Putting a fair value on products that are not directly interchangeable, not commodities, can be hard. If we find out that someone paid less than we did, we are naturally upset. Imagine a neighbor paying $2,000 less for the same car. We all know about the example of the flight ticket cost being vastly different between people sitting on equivalent seats on a plane. Booking early or booking on flights with expected overcapacity can lead to lower prices. This can be upsetting, but may not seem all that unfair if everybody can get the same deal under the same circumstances. Leaving an airplane seat empty is a large opportunity cost for an airline, as the cost of transporting the passenger is relatively low in comparison to the additional revenue. For many manufactured products there is a substantial cost of goods. As a result, there are limited opportunities for price differentiation without making a loss on products sold at the lowest prices.
For prescription drugs, the actual cost of manufacturing a “pill” is relatively low in comparison to the total cost of operations (medical infrastructure, research and development, etc.). In such a situation, like in the case with the airline seat, it makes sense to offer a product at a lower price if it would otherwise not be sold.
Forcing a higher price in, for example, Europe and Africa will lock companies out of many markets and may require even higher U.S. prices.
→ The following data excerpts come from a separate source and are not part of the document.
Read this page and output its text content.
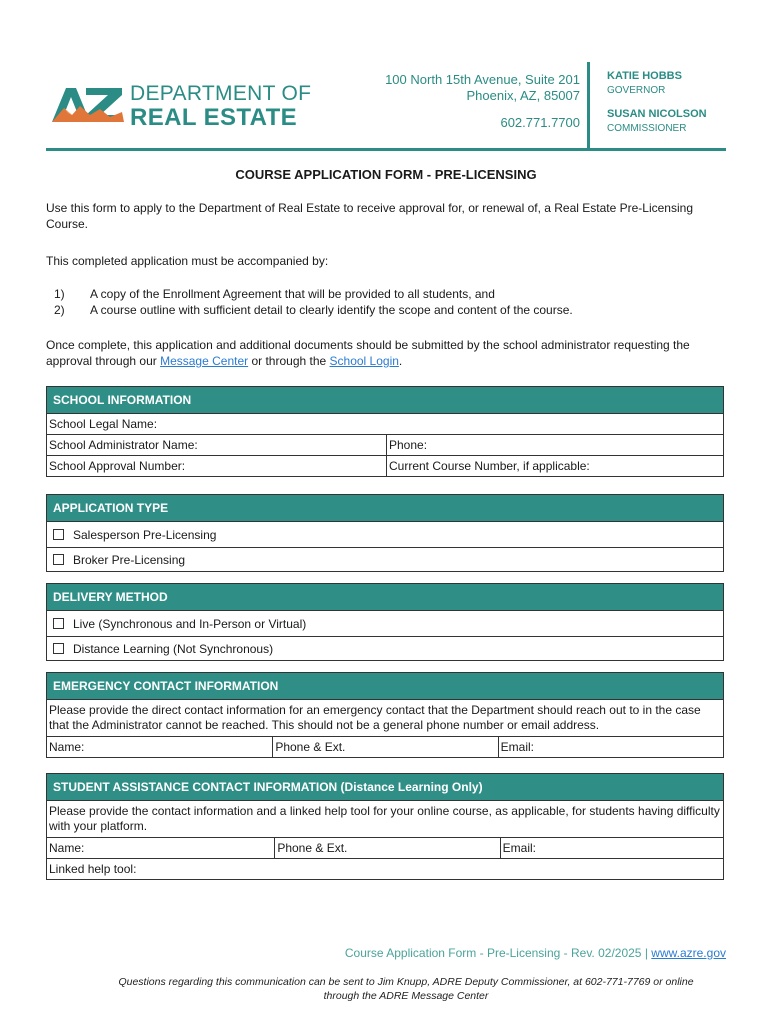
DEPARTMENT OF
REAL ESTATE
100 North 15th Avenue, Suite 201
Phoenix, AZ, 85007
602.771.7700
KATIE HOBBS
GOVERNOR
SUSAN NICOLSON
COMMISSIONER
COURSE APPLICATION FORM - PRE-LICENSING
Use this form to apply to the Department of Real Estate to receive approval for, or renewal of, a Real Estate Pre-Licensing Course.
This completed application must be accompanied by:
1)	A copy of the Enrollment Agreement that will be provided to all students, and
2)	A course outline with sufficient detail to clearly identify the scope and content of the course.
Once complete, this application and additional documents should be submitted by the school administrator requesting the approval through our Message Center or through the School Login.
SCHOOL INFORMATION
School Legal Name:
School Administrator Name:	Phone:
School Approval Number:	Current Course Number, if applicable:
APPLICATION TYPE
Salesperson Pre-Licensing
Broker Pre-Licensing
DELIVERY METHOD
Live (Synchronous and In-Person or Virtual)
Distance Learning (Not Synchronous)
EMERGENCY CONTACT INFORMATION
Please provide the direct contact information for an emergency contact that the Department should reach out to in the case that the Administrator cannot be reached. This should not be a general phone number or email address.
Name:	Phone & Ext.	Email:
STUDENT ASSISTANCE CONTACT INFORMATION (Distance Learning Only)
Please provide the contact information and a linked help tool for your online course, as applicable, for students having difficulty with your platform.
Name:	Phone & Ext.	Email:
Linked help tool:
Course Application Form - Pre-Licensing - Rev. 02/2025 | www.azre.gov
Questions regarding this communication can be sent to Jim Knupp, ADRE Deputy Commissioner, at 602-771-7769 or online
through the ADRE Message Center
To illustrate this point, we need to do some simple math. Consider a simplified example, where a new drug is developed to treat one million patients in the U.S. and two million patients in Africa over a period of 10 years. If it costs $3 billion to develop the drug, including cost of capital and some reasonable profit, and marginal cost of manufacturing would be $200 per patient, the price per patient would be $1,200. However, this is a pipedream, as very few governments and patients can afford that. If no patient in Africa can afford the drug, the actual cost per patient in the U.S. would have to go up to $3,200 as they would have to pay all the overhead costs. Charging a lower price of perhaps $700 in Africa could enable more governments of patients to buy the drug. If we can thus reach 50% of the African population, net price in the U.S. could drop from $3,200 to $2,700. How this works out in real life depends on the ability and willingness to pay in African countries, which results in a price elasticity of demand.
This example is just to demonstrate that besides solidarity reasons, there can be valid economic reasons to consider adjusting price to the local income level as it will enable more patients to contribute to cost of development and overhead. While the example only included the U.S. and a middle-income African country, the principle equally applies across the U.S. and European countries with on average about 65% of U.S. per capita income.
Differential pricing of prescription drugs between countries makes sense from both a humanistic and from an economic perspective. For individual U.S. patients we need to make sure however that insurance deductibles and co-payments are not creating an undue hurdle to needed healthcare.